Rausch Plantagen Selection (Part 2)

Posted by in Chocolate Reviews on June 30 2009 | Leave A Comment

Note: You can read Deanna’s take on Rausch’s El Cuador and Puerto Cabello bars here.

Having already tasted, enjoyed and reviewed the first four lighter blocks of the Rausch Plantagen variety (cocoa solids ranging from 35% Noumean to 47% Costa Rica), it is now time to try the darker four.

Rausch Plantagen

These beauties include the 60% ‘Amacado’ from Peru, the 70% ‘El Cuador’ from Ecuador, a 75% from Tobago and a serious 80% ‘Tembadoro’ from Trinidad.

Having just attended an informative and enjoyable Chocolate Appreciation class run by Kirsten Tibbals I decided to try the darkest first. She advises that trying the milder ones mean that the palate gets loaded with sugar and is overwhelmed, making it difficult to taste any other tones in the chocolate. As you can see, there is a noticeable difference in colour, with 80% at the top and 60% at the bottom.

Rausch Plantagen

Rightio. The 80% Tembadora from Trinidad in the Caribbean. The cocoa from this area is grown in small plantations, but Rausch are working with the University of the West Indies to continue their work on the world’s largest cocoa genetic database. Nerdy but important. This is a really laid-back dark chocolate without the usual saliva-sucking bitterness that can tend to assail the first taste. Instead, it gives hints of dark, earthy soil, coffee and fine, dusty cocoa. It is dense in texture and slow to melt but a very mild introduction to a chocolate that being 80% is in serious Dark Side territory.

Tobago 75% is a near geographic neighbour of Trinidad, yet the flavours are quite different. Whilst it too is fairly mild for something so dark, it is much drier on the palate – I needed a drink after just one segment, and there was nowhere near the complexity of flavours that Tembadora has. Whilst there is no bitterness, but the overall effect is a bit too gluggy and heavy.

El Cuador 70% is very, very nice. There are a lot of 70% chocolates out there, and this one can stand proudly alongside the best of them. It has a sweet, smoky flavour with hints of wood, dried grasses and tobacco. Can you tell I’ve done a tasting course?
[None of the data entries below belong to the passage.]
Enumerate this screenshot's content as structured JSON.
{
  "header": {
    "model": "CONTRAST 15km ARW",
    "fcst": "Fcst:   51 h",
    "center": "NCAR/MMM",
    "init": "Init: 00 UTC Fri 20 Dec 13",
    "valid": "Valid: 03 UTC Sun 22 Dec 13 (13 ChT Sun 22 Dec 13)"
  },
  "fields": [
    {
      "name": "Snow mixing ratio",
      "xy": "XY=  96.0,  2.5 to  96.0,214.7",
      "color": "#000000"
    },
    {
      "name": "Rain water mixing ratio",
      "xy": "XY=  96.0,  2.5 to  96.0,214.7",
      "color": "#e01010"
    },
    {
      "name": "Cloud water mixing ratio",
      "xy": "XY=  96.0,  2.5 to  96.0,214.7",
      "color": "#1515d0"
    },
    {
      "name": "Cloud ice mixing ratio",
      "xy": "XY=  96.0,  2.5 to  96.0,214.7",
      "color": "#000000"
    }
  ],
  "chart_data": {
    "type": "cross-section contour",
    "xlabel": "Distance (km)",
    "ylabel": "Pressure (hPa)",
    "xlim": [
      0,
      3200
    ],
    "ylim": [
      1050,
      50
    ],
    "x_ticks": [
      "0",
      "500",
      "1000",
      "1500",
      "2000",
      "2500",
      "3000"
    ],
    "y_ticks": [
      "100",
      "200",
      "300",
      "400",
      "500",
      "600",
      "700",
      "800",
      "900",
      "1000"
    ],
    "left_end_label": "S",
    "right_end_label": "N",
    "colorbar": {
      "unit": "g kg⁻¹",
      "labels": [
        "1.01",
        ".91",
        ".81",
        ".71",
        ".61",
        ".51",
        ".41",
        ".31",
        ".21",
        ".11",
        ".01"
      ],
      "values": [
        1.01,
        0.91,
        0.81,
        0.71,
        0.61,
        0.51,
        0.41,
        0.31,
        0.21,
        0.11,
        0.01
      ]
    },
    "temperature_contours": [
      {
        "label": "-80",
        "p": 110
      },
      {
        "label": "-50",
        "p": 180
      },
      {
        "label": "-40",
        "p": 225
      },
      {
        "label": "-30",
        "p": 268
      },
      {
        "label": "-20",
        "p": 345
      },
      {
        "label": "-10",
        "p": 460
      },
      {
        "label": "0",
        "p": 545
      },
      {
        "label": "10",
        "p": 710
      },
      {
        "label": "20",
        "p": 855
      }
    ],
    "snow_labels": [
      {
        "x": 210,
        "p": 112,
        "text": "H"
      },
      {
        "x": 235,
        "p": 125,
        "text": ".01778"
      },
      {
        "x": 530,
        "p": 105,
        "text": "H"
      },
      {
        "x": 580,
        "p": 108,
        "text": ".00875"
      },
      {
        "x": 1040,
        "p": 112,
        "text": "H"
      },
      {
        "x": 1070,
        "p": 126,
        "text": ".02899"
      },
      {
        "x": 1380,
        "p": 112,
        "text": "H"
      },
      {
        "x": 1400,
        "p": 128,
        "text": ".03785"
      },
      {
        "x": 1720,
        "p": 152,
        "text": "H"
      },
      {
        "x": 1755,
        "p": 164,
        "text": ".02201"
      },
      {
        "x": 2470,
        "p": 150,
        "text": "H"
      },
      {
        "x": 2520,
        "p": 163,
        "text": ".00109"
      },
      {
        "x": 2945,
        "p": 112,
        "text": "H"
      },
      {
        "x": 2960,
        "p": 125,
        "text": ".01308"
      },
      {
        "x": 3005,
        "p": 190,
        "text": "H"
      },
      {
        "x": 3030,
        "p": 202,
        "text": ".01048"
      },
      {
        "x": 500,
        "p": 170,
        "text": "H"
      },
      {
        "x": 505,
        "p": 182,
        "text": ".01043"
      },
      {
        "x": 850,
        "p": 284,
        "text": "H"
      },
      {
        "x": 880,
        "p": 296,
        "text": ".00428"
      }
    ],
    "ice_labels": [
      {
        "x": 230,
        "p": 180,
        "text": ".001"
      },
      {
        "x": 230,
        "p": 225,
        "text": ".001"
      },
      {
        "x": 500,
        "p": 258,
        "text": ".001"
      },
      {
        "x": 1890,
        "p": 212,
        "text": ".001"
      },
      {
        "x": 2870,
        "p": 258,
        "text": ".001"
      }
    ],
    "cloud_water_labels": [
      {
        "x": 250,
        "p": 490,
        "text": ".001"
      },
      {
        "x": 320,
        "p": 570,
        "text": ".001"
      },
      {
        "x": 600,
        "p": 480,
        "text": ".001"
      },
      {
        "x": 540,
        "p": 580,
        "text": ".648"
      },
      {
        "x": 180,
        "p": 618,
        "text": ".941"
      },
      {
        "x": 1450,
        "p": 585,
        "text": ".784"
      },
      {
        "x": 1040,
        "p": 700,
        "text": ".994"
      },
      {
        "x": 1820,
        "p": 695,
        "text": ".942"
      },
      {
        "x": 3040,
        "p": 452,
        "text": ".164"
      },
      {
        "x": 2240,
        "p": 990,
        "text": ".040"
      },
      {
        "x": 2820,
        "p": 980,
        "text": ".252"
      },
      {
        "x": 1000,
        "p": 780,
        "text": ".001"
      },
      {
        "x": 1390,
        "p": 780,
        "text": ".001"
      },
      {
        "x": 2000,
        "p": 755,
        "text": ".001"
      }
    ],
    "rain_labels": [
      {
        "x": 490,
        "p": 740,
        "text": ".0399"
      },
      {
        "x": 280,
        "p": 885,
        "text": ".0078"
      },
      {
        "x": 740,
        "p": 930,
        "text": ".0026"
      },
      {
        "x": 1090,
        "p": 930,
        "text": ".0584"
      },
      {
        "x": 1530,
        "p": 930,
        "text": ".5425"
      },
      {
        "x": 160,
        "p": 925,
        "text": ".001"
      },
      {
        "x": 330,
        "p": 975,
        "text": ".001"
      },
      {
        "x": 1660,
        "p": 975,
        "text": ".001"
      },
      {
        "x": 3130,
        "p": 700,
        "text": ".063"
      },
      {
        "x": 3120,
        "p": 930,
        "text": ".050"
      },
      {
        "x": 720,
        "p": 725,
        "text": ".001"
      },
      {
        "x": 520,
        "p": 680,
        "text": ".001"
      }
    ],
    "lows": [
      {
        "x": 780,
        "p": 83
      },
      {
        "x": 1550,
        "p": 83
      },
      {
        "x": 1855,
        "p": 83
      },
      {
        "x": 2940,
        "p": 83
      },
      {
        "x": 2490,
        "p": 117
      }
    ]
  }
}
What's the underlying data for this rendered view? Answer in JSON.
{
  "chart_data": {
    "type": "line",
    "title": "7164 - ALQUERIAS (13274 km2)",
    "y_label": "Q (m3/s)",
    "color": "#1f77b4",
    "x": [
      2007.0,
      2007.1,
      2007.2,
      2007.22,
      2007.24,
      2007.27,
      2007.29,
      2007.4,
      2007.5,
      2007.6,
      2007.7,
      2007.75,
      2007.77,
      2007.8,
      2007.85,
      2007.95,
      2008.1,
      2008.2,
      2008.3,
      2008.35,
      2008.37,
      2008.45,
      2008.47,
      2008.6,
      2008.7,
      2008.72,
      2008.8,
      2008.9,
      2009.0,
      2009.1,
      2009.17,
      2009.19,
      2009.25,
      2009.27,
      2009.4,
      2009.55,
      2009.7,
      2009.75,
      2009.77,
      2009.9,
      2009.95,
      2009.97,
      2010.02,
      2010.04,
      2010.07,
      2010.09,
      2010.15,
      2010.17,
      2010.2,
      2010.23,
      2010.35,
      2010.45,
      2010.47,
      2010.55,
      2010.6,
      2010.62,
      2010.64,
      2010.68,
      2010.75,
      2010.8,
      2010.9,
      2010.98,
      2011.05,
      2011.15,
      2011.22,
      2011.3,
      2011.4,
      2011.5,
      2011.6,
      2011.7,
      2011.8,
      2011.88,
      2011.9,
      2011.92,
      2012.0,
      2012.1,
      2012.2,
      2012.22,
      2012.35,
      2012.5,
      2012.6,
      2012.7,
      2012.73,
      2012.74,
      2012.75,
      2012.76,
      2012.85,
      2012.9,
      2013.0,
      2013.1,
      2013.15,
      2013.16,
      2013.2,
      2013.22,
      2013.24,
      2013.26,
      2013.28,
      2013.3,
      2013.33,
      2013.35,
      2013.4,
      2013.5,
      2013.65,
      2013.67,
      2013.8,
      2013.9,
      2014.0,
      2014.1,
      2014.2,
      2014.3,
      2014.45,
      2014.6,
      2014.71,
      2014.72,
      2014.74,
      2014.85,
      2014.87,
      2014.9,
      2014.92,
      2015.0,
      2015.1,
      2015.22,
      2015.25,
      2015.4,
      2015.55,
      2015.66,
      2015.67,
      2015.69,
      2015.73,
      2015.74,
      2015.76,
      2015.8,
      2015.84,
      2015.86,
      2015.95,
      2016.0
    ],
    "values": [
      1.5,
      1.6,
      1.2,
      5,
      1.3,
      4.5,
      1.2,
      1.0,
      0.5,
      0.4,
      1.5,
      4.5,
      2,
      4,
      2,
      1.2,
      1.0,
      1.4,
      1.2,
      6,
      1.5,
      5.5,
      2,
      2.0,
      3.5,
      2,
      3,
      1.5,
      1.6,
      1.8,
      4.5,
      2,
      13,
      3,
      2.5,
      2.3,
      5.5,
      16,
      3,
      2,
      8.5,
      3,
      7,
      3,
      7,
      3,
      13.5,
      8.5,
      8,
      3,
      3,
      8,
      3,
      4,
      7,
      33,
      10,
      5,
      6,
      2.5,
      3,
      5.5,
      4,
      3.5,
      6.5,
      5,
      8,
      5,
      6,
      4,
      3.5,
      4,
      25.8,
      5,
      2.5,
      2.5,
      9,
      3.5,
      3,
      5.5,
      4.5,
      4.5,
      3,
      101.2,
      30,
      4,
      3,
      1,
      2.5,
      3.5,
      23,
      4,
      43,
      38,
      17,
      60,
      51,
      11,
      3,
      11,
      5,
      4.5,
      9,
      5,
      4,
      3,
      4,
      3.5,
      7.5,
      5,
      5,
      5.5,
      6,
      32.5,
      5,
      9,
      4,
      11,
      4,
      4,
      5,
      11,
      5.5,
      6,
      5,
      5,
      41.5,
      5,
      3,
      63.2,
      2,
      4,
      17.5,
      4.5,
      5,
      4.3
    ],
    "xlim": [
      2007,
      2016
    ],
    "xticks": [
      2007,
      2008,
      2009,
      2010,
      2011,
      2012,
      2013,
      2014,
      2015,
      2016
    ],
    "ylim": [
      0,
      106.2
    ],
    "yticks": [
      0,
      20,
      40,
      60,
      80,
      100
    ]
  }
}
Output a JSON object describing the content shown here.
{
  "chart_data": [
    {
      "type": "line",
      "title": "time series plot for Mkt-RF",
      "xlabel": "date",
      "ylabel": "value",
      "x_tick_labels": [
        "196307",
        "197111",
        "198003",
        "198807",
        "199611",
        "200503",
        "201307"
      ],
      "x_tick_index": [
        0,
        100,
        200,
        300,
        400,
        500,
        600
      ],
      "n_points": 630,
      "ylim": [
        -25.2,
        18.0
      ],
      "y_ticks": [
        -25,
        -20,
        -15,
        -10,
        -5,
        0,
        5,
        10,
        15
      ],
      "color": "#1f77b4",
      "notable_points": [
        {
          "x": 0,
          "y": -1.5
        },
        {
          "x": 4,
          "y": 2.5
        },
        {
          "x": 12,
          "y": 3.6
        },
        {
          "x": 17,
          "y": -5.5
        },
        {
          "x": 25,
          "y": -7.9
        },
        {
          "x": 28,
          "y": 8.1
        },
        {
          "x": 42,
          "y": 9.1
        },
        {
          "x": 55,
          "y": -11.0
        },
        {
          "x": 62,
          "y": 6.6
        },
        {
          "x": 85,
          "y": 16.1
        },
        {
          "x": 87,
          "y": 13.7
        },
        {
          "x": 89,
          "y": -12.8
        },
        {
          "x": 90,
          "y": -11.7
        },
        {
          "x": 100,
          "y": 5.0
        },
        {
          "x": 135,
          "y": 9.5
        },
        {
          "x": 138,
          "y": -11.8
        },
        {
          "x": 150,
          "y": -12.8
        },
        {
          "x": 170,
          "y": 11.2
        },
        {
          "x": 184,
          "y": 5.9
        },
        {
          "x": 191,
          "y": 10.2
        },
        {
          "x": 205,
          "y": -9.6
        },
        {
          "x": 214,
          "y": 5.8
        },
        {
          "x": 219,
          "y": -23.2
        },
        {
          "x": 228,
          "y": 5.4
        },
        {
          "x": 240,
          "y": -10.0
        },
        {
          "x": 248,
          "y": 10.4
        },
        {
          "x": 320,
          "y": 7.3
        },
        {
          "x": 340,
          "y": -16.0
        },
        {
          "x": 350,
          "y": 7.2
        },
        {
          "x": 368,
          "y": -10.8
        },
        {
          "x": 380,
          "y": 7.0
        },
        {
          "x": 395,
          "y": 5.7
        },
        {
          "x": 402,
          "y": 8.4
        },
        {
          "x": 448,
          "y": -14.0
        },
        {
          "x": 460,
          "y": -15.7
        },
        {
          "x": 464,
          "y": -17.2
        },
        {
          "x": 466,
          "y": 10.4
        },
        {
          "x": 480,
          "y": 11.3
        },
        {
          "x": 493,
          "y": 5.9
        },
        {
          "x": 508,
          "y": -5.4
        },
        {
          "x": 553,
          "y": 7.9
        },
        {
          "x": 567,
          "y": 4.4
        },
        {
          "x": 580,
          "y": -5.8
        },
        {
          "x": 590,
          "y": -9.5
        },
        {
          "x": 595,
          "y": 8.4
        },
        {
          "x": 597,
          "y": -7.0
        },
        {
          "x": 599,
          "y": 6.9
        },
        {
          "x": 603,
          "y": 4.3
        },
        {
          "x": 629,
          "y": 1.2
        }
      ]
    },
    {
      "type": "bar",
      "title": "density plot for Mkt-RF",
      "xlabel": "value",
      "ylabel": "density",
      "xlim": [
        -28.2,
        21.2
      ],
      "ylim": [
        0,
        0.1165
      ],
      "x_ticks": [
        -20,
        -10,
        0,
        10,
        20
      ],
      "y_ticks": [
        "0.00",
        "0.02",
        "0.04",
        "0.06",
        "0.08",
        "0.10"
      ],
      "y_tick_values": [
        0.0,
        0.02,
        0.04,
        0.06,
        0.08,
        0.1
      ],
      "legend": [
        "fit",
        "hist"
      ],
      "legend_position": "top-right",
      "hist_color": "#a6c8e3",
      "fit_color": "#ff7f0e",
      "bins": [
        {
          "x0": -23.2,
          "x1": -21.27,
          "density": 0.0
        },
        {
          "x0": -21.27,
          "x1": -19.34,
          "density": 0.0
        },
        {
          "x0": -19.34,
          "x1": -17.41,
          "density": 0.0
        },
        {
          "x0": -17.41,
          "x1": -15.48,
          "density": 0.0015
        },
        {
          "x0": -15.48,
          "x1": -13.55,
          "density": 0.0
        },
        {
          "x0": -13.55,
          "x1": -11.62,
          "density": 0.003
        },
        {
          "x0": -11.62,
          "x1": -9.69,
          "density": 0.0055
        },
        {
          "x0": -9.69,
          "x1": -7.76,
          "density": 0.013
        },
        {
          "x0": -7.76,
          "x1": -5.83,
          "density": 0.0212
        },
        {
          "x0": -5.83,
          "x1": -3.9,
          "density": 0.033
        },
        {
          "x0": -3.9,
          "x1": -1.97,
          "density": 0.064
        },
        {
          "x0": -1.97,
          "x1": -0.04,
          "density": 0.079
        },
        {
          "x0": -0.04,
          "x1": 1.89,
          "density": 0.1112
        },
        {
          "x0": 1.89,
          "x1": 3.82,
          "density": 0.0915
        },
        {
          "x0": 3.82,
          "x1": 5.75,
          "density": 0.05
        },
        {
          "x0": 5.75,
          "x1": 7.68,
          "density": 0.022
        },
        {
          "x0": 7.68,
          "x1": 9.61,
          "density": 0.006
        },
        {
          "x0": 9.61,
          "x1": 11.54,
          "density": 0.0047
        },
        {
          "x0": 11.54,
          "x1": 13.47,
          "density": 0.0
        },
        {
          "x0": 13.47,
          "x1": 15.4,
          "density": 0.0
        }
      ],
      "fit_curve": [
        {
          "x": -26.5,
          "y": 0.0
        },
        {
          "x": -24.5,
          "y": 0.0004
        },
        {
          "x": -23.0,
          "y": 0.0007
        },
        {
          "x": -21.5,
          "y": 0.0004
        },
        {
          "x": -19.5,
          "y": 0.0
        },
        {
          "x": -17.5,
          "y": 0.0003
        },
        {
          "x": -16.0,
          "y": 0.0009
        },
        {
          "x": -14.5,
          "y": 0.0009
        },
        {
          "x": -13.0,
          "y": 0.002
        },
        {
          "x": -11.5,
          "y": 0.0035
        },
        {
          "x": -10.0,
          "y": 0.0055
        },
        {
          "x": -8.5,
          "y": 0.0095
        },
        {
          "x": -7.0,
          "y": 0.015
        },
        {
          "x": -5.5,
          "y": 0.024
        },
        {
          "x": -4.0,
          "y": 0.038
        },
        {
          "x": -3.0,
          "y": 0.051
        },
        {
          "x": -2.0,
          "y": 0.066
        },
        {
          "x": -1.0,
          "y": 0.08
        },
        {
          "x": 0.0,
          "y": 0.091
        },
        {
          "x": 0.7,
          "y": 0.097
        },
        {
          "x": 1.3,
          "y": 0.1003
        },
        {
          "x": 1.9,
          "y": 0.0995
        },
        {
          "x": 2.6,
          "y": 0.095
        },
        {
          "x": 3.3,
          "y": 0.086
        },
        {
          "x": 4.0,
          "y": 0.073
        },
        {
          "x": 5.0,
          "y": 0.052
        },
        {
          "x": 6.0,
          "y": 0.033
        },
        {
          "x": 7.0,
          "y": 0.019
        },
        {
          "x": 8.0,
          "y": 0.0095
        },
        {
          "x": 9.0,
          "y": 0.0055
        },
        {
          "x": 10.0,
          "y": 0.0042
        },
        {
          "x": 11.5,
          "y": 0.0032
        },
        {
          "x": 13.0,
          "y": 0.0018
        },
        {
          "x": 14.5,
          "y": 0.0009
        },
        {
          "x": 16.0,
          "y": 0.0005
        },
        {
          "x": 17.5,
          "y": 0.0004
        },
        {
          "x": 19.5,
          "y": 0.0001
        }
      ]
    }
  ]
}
The 60% Amacado is named after the region in Peru that has with nearly 1,000 families growing the cocoa as part of a cooperative. This one tastes remarkably stronger than 60% and that’s meant in a good way – clearly the cocoa is top quality. Of all four, this is the one that melts most easily, allowing some sweetness to emerge and then a whisper of coffee. This is my favourite. Excellent cocoa taste with a generous inclusion of cocoa butter to allow the flavours to come through with bells on.